Question

In a parallel plate capacitor with air between the plates, each plate has an area of 6 × 10-3 m2 and the separation between the plates is 2 mm.

i) Calculate the capacitance of the capacitor.

ii) If this capacitor is connected to 100 V supply, what would be the charge on each plate?
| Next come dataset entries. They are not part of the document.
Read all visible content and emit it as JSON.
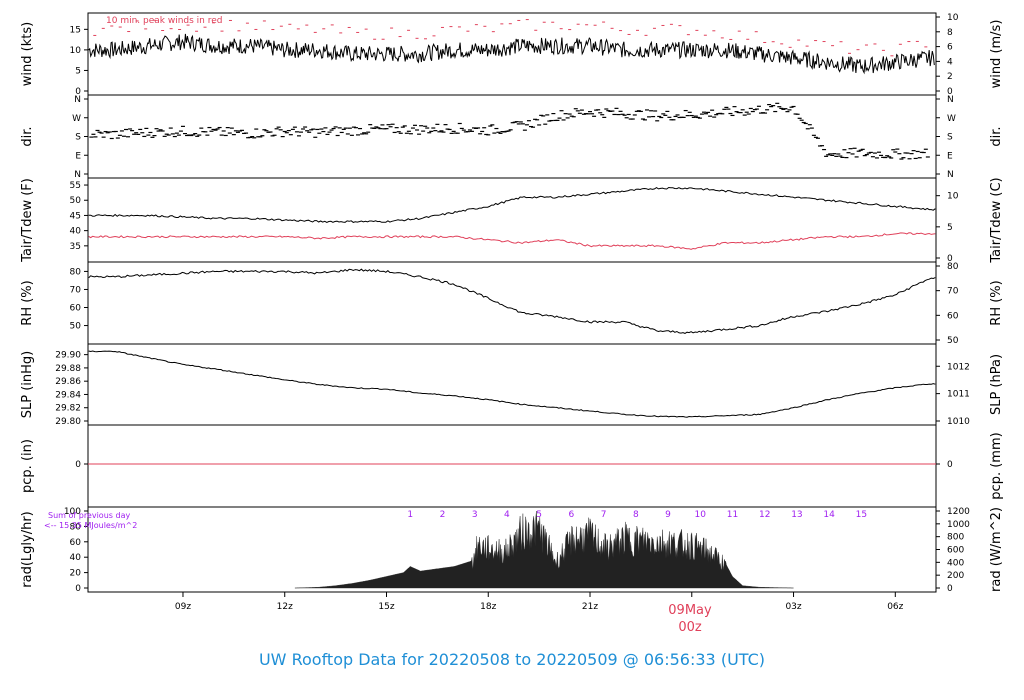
{
  "title": "UW Rooftop Data for 20220508  to  20220509 @ 06:56:33  (UTC)",
  "date_marker": {
    "day": "09May",
    "hour": "00z"
  },
  "colors": {
    "black": "#000000",
    "red": "#e0405a",
    "purple": "#a020f0",
    "title": "#1f8fd6"
  },
  "annotations": {
    "wind_note": "10 min. peak winds in red",
    "rad_sum_1": "Sum of previous day",
    "rad_sum_2": "<-- 15.35 MJoules/m^2"
  },
  "chart_data": [
    {
      "panel": "wind",
      "type": "line",
      "ylabel_left": "wind (kts)",
      "ylabel_right": "wind (m/s)",
      "ylim": [
        0,
        18
      ],
      "yticks_left": [
        "0",
        "5",
        "10",
        "15"
      ],
      "yticks_right": [
        "0",
        "2",
        "4",
        "6",
        "8",
        "10"
      ],
      "series": [
        {
          "name": "",
          "color": "#000000",
          "x": [
            7,
            8,
            9,
            10,
            11,
            12,
            13,
            14,
            15,
            16,
            17,
            18,
            19,
            20,
            21,
            22,
            23,
            24,
            25,
            26,
            27,
            28,
            29,
            30,
            31
          ],
          "values": [
            10,
            11,
            12,
            11,
            11,
            10,
            10,
            9,
            9,
            9,
            10,
            10,
            11,
            11,
            11,
            10,
            10,
            10,
            10,
            9,
            8,
            7,
            6,
            7,
            8
          ]
        },
        {
          "name": "10 min. peak winds in red",
          "color": "#e0405a",
          "x": [
            7,
            8,
            9,
            10,
            11,
            12,
            13,
            14,
            15,
            16,
            17,
            18,
            19,
            20,
            21,
            22,
            23,
            24,
            25,
            26,
            27,
            28,
            29,
            30,
            31
          ],
          "values": [
            15,
            16,
            16,
            16,
            16,
            15,
            15,
            14,
            14,
            14,
            15,
            15,
            16,
            16,
            16,
            15,
            15,
            15,
            14,
            13,
            12,
            11,
            10,
            10,
            12
          ]
        }
      ]
    },
    {
      "panel": "dir",
      "type": "scatter",
      "ylabel_left": "dir.",
      "ylabel_right": "dir.",
      "yticks_left": [
        "N",
        "E",
        "S",
        "W",
        "N"
      ],
      "yticks_right": [
        "N",
        "E",
        "S",
        "W",
        "N"
      ],
      "ylim": [
        0,
        360
      ],
      "series": [
        {
          "name": "",
          "color": "#000000",
          "x": [
            7,
            8,
            9,
            10,
            11,
            12,
            13,
            14,
            15,
            16,
            17,
            18,
            19,
            20,
            21,
            22,
            23,
            24,
            25,
            26,
            27,
            28,
            29,
            30,
            31
          ],
          "values": [
            190,
            200,
            205,
            200,
            195,
            205,
            200,
            210,
            215,
            215,
            220,
            210,
            230,
            280,
            300,
            290,
            280,
            285,
            295,
            310,
            320,
            95,
            100,
            95,
            98
          ]
        }
      ]
    },
    {
      "panel": "temp",
      "type": "line",
      "ylabel_left": "Tair/Tdew (F)",
      "ylabel_right": "Tair/Tdew (C)",
      "ylim": [
        31,
        56
      ],
      "yticks_left": [
        "35",
        "40",
        "45",
        "50",
        "55"
      ],
      "yticks_right": [
        "0",
        "5",
        "10"
      ],
      "series": [
        {
          "name": "Tair",
          "color": "#000000",
          "x": [
            7,
            8,
            9,
            10,
            11,
            12,
            13,
            14,
            15,
            16,
            17,
            18,
            19,
            20,
            21,
            22,
            23,
            24,
            25,
            26,
            27,
            28,
            29,
            30,
            31
          ],
          "values": [
            45,
            45,
            44.5,
            44,
            44,
            43.5,
            43,
            43,
            43,
            44,
            46,
            48,
            51,
            51,
            52,
            53,
            54,
            54,
            53,
            52,
            51,
            50,
            49,
            48,
            47
          ]
        },
        {
          "name": "Tdew",
          "color": "#e0405a",
          "x": [
            7,
            8,
            9,
            10,
            11,
            12,
            13,
            14,
            15,
            16,
            17,
            18,
            19,
            20,
            21,
            22,
            23,
            24,
            25,
            26,
            27,
            28,
            29,
            30,
            31
          ],
          "values": [
            38,
            38,
            38,
            38,
            38,
            38,
            37.5,
            38,
            38,
            38,
            38,
            37,
            36,
            37,
            35,
            35,
            35,
            34,
            36,
            36,
            37,
            38,
            38,
            39,
            39
          ]
        }
      ]
    },
    {
      "panel": "rh",
      "type": "line",
      "ylabel_left": "RH (%)",
      "ylabel_right": "RH (%)",
      "ylim": [
        42,
        83
      ],
      "yticks_left": [
        "50",
        "60",
        "70",
        "80"
      ],
      "yticks_right": [
        "50",
        "60",
        "70",
        "80"
      ],
      "series": [
        {
          "name": "",
          "color": "#000000",
          "x": [
            7,
            8,
            9,
            10,
            11,
            12,
            13,
            14,
            15,
            16,
            17,
            18,
            19,
            20,
            21,
            22,
            23,
            24,
            25,
            26,
            27,
            28,
            29,
            30,
            31
          ],
          "values": [
            77,
            78,
            79,
            80,
            80,
            80,
            79,
            81,
            80,
            77,
            73,
            65,
            57,
            55,
            52,
            52,
            47,
            46,
            48,
            50,
            55,
            58,
            62,
            67,
            76
          ]
        }
      ]
    },
    {
      "panel": "slp",
      "type": "line",
      "ylabel_left": "SLP (inHg)",
      "ylabel_right": "SLP (hPa)",
      "ylim": [
        29.8,
        29.91
      ],
      "yticks_left": [
        "29.80",
        "29.82",
        "29.84",
        "29.86",
        "29.88",
        "29.90"
      ],
      "yticks_right": [
        "1010",
        "1011",
        "1012"
      ],
      "series": [
        {
          "name": "",
          "color": "#000000",
          "x": [
            7,
            8,
            9,
            10,
            11,
            12,
            13,
            14,
            15,
            16,
            17,
            18,
            19,
            20,
            21,
            22,
            23,
            24,
            25,
            26,
            27,
            28,
            29,
            30,
            31
          ],
          "values": [
            29.905,
            29.895,
            29.885,
            29.878,
            29.87,
            29.862,
            29.855,
            29.85,
            29.848,
            29.842,
            29.838,
            29.832,
            29.825,
            29.82,
            29.815,
            29.81,
            29.807,
            29.806,
            29.808,
            29.81,
            29.82,
            29.832,
            29.842,
            29.85,
            29.856
          ]
        }
      ]
    },
    {
      "panel": "pcp",
      "type": "line",
      "ylabel_left": "pcp. (in)",
      "ylabel_right": "pcp. (mm)",
      "yticks_left": [
        "0"
      ],
      "yticks_right": [
        "0"
      ],
      "series": [
        {
          "name": "",
          "color": "#e0405a",
          "x": [
            6.2,
            31.2
          ],
          "values": [
            0,
            0
          ]
        }
      ]
    },
    {
      "panel": "rad",
      "type": "area",
      "ylabel_left": "rad(Lgly/hr)",
      "ylabel_right": "rad (W/m^2)",
      "ylim": [
        0,
        100
      ],
      "yticks_left": [
        "0",
        "20",
        "40",
        "60",
        "80",
        "100"
      ],
      "yticks_right": [
        "0",
        "200",
        "400",
        "600",
        "800",
        "1000",
        "1200"
      ],
      "hour_marks": [
        "1",
        "2",
        "3",
        "4",
        "5",
        "6",
        "7",
        "8",
        "9",
        "10",
        "11",
        "12",
        "13",
        "14",
        "15"
      ],
      "series": [
        {
          "name": "",
          "color": "#222222",
          "x": [
            12.3,
            13,
            13.5,
            14,
            14.5,
            15,
            15.5,
            15.7,
            16,
            16.5,
            17,
            17.5,
            17.7,
            18,
            18.5,
            19,
            19.5,
            20,
            20.5,
            21,
            21.5,
            22,
            22.5,
            23,
            23.5,
            24,
            24.5,
            24.9,
            25.2,
            25.5,
            26,
            27
          ],
          "values": [
            0,
            1,
            3,
            6,
            10,
            15,
            20,
            28,
            22,
            25,
            28,
            35,
            65,
            60,
            55,
            85,
            90,
            40,
            75,
            80,
            60,
            75,
            72,
            70,
            68,
            65,
            55,
            40,
            15,
            3,
            1,
            0
          ]
        }
      ]
    }
  ],
  "x_axis": {
    "tick_labels": [
      "09z",
      "12z",
      "15z",
      "18z",
      "21z",
      "00z",
      "03z",
      "06z"
    ]
  }
}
iii) How would charge on the plates be affected if a 2 mm thick mica sheet of k = 6 is inserted between the plates while the voltage supply remains connected ?

Answer 1

Data: k = 1(air), A = 6 × 10^-3 m², d = 2
mm = 2 × 10^-3 m,V = 100V, t = 2 mm = d, k₁ = 6,
ε₀ = 8.85 × 10^-12 F/m
(i) The capacitance of the air capacitor, C₀ = \(\frac{\varepsilon_{0} A}{d}\)
= \(\frac{\left(8.85 \times 10^{-12}\right)\left(6 \times 10^{-3}\right)}{2 \times 10^{-3}}\)
= 26.55 × 10^-12 F = 26.55 pF

(ii) Q₀ = C₀V = (26.55 × 10^-12)(100)
= 26.55 × 10^-10 C = 2.655 nC

(iii) The dielectric of relative permittivity k₁ completely fills the space between the plates (∵t = d), so that the new capacitance is C = k₁C₀.
With the supply still connected, V remains the same.
∴ Q = CV = kC₀V = kQ₀ =6(2.655 nF) = 15.93 nC
Therefore, the charge on the plates increases.